Can an entire fly be a hot spot? I do think so. Flies such as greenie weenies, glo bugs, and pink czech nymphs work so well probably because of the hot spot effect rather than being imitative. Very simply, they get taken by reaction or curiosity.
So, how do we go about incorporating hot spots into our patterns, should we desire to do so? In a nutshell, there are countless options. Material options include threads, dubbings, beads, or flash. Locations can be tags, collars, heads, hearts, or wing cases. Keep in mind that for the most part I use hot spotting on subsurface flies where these additions are far more visible. But do not neglect adding the features to parts of dry flies that may penetrate the surface film and come clearly into view of a fish. Fly tying encourages creativity so go wild! When I set about adding hot spots to existing patterns, or designing new patterns that incorporate hot spots, I try to do so without complicating the dressing of the fly any more than necessary. This means, for me, that hot spots get added where logical transitions occur so that my tying remains smooth and simple. Currently, most of my hot spotting is done with thread and at the tag or collar of the fly. It is amazing how a few wraps of bright thread behind a bead, or as a head, can greatly improve the performance of a fly. I think Fran Betters knows this all to well!

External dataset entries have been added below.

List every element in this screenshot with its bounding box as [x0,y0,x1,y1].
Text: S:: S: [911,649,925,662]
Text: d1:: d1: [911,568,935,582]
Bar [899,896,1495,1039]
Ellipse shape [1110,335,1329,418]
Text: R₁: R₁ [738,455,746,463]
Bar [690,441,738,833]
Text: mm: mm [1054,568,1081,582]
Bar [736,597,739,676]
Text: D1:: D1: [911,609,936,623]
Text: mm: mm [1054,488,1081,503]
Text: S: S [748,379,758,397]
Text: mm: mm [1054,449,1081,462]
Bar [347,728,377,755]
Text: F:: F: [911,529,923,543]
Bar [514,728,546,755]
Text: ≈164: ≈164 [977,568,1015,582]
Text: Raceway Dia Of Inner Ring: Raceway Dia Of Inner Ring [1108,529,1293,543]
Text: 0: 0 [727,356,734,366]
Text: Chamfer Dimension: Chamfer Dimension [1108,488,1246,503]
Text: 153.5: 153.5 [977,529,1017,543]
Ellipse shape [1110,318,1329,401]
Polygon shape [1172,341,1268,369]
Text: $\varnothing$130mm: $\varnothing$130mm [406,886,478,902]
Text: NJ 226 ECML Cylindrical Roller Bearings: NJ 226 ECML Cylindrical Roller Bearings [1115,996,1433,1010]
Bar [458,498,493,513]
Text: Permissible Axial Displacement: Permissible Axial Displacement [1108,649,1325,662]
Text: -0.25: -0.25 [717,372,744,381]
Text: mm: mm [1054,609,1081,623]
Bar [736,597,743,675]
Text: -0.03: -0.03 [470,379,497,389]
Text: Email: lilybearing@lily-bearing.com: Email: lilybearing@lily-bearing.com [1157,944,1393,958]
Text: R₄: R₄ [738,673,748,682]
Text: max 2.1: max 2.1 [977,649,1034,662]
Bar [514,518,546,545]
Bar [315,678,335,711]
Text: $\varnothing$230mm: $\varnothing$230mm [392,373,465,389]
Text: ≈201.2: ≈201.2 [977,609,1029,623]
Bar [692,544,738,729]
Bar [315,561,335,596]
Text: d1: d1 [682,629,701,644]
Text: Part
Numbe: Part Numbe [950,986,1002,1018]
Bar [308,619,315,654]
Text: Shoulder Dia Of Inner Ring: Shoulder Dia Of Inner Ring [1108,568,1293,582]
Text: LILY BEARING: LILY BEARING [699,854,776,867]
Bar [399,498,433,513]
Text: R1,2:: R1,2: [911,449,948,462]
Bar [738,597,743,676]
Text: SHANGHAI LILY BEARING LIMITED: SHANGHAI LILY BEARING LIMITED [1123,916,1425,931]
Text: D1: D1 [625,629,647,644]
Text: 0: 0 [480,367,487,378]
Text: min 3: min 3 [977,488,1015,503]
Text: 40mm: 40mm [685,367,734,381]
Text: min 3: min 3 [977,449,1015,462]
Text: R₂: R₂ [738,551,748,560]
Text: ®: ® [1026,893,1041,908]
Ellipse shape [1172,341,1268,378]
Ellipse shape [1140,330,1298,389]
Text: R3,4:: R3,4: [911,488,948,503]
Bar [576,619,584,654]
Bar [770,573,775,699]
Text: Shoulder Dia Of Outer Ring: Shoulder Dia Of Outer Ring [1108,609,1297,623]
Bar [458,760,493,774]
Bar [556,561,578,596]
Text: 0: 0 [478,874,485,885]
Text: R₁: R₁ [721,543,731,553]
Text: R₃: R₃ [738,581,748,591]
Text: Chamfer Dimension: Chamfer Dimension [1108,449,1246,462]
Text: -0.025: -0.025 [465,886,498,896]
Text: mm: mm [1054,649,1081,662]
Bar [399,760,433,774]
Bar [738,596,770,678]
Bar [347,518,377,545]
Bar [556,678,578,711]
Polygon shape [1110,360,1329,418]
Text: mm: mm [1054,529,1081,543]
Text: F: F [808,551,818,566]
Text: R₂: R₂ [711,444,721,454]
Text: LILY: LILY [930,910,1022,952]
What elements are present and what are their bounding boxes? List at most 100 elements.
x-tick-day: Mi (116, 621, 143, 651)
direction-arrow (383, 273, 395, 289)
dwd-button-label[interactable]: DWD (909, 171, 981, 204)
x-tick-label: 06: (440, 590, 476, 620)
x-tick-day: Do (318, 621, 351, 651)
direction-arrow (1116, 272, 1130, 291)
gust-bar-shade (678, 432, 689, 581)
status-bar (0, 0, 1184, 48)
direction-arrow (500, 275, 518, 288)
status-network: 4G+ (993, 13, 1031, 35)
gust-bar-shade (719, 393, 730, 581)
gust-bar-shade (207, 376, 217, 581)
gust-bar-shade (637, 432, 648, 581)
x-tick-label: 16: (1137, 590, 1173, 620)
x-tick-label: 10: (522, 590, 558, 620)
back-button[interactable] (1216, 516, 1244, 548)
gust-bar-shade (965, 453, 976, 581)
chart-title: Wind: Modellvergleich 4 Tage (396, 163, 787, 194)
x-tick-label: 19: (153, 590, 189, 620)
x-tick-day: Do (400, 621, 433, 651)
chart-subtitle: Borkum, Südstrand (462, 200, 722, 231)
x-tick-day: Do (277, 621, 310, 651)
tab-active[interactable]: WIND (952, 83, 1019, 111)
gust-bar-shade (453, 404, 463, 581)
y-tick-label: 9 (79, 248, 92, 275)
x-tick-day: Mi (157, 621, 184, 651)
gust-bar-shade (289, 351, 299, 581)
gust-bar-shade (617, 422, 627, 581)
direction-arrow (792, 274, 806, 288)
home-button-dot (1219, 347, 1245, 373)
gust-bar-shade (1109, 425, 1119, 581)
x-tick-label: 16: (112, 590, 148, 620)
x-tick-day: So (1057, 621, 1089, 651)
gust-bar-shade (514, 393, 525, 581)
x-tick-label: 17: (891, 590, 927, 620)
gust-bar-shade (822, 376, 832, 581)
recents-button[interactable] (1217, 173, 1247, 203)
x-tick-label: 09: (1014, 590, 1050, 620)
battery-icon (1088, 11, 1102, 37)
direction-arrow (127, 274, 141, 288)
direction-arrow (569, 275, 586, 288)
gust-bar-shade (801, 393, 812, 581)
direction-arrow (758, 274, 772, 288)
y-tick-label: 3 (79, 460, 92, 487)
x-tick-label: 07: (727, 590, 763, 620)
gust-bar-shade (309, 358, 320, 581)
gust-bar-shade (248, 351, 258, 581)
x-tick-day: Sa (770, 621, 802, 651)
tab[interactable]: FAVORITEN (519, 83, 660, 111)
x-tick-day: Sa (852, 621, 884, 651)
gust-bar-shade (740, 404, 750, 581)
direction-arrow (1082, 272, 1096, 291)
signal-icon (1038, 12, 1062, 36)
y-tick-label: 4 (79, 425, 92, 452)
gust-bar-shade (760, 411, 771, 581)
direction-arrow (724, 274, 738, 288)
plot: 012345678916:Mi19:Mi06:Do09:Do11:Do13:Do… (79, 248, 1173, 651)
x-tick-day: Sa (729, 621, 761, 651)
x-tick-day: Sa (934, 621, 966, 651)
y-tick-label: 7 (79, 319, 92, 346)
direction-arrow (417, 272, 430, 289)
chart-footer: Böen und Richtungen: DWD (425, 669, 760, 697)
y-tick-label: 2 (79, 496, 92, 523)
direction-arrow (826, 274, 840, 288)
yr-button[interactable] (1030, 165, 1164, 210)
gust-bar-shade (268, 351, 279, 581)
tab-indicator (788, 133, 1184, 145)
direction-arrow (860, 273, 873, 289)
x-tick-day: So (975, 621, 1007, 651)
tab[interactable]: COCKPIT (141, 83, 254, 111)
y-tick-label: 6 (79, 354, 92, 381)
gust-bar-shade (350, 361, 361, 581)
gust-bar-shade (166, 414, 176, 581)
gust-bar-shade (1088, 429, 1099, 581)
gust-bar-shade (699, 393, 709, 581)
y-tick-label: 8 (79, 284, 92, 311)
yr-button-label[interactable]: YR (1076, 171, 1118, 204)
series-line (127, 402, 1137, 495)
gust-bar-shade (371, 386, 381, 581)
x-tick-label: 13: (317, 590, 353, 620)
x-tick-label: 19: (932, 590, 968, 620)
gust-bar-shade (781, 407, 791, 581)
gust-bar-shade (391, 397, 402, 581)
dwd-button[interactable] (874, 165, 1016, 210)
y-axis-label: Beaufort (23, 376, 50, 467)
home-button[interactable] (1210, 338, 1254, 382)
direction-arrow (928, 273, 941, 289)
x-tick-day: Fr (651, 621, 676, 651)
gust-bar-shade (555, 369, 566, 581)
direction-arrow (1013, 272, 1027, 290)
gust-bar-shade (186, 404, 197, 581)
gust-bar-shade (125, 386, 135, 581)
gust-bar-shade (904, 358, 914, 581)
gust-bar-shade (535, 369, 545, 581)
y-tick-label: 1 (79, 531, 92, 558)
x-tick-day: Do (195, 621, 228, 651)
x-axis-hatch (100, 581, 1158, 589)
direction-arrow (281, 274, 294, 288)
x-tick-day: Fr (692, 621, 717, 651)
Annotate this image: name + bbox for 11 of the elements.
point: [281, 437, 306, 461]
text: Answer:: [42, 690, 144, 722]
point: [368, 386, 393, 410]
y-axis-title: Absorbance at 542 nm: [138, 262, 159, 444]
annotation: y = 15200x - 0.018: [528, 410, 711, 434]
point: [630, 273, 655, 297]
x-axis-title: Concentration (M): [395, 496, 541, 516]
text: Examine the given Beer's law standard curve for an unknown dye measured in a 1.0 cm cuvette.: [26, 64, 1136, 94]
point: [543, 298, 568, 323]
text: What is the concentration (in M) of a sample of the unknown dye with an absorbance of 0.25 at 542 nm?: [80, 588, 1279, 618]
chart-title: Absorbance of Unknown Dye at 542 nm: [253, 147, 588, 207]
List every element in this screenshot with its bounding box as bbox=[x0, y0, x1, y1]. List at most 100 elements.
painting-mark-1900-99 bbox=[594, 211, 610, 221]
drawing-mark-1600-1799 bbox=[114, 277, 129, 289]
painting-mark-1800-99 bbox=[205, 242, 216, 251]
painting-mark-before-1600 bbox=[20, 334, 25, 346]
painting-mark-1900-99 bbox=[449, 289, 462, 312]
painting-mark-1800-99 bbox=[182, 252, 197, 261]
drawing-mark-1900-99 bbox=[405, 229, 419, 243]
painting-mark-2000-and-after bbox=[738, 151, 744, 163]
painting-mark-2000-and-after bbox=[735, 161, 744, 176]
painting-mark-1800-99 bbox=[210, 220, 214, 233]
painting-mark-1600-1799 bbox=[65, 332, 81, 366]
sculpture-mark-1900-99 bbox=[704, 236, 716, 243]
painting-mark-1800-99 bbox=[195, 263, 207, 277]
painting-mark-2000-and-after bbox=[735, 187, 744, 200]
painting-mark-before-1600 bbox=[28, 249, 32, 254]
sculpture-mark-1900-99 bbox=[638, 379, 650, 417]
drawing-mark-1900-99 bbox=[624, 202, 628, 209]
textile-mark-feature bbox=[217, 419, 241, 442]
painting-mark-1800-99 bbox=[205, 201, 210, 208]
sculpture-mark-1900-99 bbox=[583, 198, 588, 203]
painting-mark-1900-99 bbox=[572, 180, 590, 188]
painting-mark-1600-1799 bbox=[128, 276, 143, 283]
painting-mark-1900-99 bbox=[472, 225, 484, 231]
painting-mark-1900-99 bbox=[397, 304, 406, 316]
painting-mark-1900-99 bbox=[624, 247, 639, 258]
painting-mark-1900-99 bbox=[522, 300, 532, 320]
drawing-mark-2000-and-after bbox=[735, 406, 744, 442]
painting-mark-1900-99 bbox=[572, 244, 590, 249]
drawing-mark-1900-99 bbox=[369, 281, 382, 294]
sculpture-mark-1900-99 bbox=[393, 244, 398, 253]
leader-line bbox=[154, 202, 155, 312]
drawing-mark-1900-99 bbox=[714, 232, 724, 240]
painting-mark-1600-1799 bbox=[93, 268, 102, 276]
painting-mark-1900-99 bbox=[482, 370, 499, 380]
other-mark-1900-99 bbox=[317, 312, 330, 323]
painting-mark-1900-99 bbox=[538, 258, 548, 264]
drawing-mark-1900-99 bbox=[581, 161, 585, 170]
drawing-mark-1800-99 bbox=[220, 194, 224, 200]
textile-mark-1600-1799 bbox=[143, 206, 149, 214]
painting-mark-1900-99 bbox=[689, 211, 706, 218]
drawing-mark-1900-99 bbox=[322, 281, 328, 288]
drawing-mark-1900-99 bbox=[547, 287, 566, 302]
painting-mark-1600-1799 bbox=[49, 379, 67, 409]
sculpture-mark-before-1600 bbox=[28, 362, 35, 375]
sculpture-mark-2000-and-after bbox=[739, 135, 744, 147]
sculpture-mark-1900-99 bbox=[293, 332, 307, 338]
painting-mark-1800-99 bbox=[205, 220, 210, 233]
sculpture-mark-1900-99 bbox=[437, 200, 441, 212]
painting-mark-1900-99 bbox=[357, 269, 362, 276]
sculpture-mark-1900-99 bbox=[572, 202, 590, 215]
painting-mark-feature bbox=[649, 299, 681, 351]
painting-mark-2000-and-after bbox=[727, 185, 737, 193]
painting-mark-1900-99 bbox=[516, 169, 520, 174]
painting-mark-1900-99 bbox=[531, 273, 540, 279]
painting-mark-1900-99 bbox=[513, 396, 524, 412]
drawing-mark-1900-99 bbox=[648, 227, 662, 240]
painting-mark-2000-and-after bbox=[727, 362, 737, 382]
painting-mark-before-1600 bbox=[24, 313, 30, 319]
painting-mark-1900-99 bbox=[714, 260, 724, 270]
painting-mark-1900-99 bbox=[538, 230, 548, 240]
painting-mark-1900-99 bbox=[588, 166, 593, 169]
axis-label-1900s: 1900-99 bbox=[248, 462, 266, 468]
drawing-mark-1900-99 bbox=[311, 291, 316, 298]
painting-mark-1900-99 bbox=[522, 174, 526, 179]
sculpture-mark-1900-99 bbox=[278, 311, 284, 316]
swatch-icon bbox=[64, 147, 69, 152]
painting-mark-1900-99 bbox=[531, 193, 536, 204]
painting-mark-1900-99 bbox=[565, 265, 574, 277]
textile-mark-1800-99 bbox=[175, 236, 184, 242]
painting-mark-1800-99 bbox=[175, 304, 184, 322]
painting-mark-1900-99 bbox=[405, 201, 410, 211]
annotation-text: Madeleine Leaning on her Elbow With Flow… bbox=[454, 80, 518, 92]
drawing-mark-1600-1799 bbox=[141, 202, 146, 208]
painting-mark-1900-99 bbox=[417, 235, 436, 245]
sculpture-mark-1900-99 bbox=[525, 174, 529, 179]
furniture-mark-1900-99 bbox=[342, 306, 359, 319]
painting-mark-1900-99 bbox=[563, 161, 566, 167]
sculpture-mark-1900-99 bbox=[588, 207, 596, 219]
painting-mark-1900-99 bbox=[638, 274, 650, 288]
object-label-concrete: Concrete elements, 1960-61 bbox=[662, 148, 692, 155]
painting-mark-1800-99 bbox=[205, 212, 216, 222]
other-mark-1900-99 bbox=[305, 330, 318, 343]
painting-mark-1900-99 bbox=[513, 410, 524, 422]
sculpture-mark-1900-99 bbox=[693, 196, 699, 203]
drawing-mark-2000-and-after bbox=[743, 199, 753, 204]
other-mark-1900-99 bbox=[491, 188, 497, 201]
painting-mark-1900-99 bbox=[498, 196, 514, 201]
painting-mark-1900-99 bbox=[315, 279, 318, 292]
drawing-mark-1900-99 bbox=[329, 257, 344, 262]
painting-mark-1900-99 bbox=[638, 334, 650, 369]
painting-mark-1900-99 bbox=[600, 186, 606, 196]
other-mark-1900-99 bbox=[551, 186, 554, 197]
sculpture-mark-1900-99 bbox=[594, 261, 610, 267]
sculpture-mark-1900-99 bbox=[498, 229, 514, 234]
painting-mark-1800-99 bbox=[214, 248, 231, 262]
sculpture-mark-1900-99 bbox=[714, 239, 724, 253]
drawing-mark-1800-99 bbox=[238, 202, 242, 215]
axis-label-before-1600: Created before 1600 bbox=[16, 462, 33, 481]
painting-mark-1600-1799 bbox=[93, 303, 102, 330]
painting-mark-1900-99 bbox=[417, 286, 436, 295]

Over the years I have discovered hot spots to be most advantageous in fast water conditions, which is the foundation of my theory as to why they work. Fast riffles, or heavy runs and pocket water, where the trout’s world is rushing by at 4 feet per second demands a degree of opportunistic reaction from a fish if it is to eat. That which is not food gets taken and rejected, food gets ingested. Simple. Heck, even non food item frequently get ingested! I feel very confident that adding a bit of color or splash of flash to my nymphs will get them noticed by Mr. Fish who in turn is more likely to take them. I am confident in my techniques so that when he does take my fly I will recognize that take and react accordingly. After all, this is the crux of angling is it not? Lure the fish into taking your bait, recognizing the take, and reacting to it.
But, I do not limit my use of hot spots to just fast water. Any situation I fish has the opportunity to be made better with the incorporation of a hot spot. I do find that as the water slows, very strong hot spots can, at times, put fish off. I also approach the species of fish as well as if they are stocked or wild as factors in my choice of flies. Brown trout tend to be very sensitive to the type and amount of flash for example. Tannin water is also a condition to factor as coppers and oranges tend to become very attractive features. I suspect it has something to do with the colloidal materials or chemicals that give the water it’s stain.
Big water conditions like stillwaters or large food rich tail waters scream for the use of hot spots in order to gain the attention of the fish. Often a hot spot fly will attract attention, perhaps the fish turns off only to take one of the other flies in your cast. This is very effective technique and a wise use of both hot spot flies and droppers. One can also argue that a single gaudy fly can operate as a hot spot on your cast of droppers just as a hot spot feature does to a fly: by attracting a fishes’ attention. The UK stillwater anglers do this with great regularity when fishing in lakes but using a fly to lure fish to their cast by sight or vibration. I have begun applying this approach to stream fishing with early rewarding experiences.
Only by experimenting will you begin to get a baseline of confidence in using hot spots. Keep them small and make them profound but play around with locations, colors, and materials. Add them to the patterns you already trust and have side-by-side comparisons. Let the fish tell you. I think you, like me, will find that these old school ideas are getting new attention for just reasons. Our new materials and growing popularity of catch and release fishing are probably at the root of why new age hot spots are the real deal.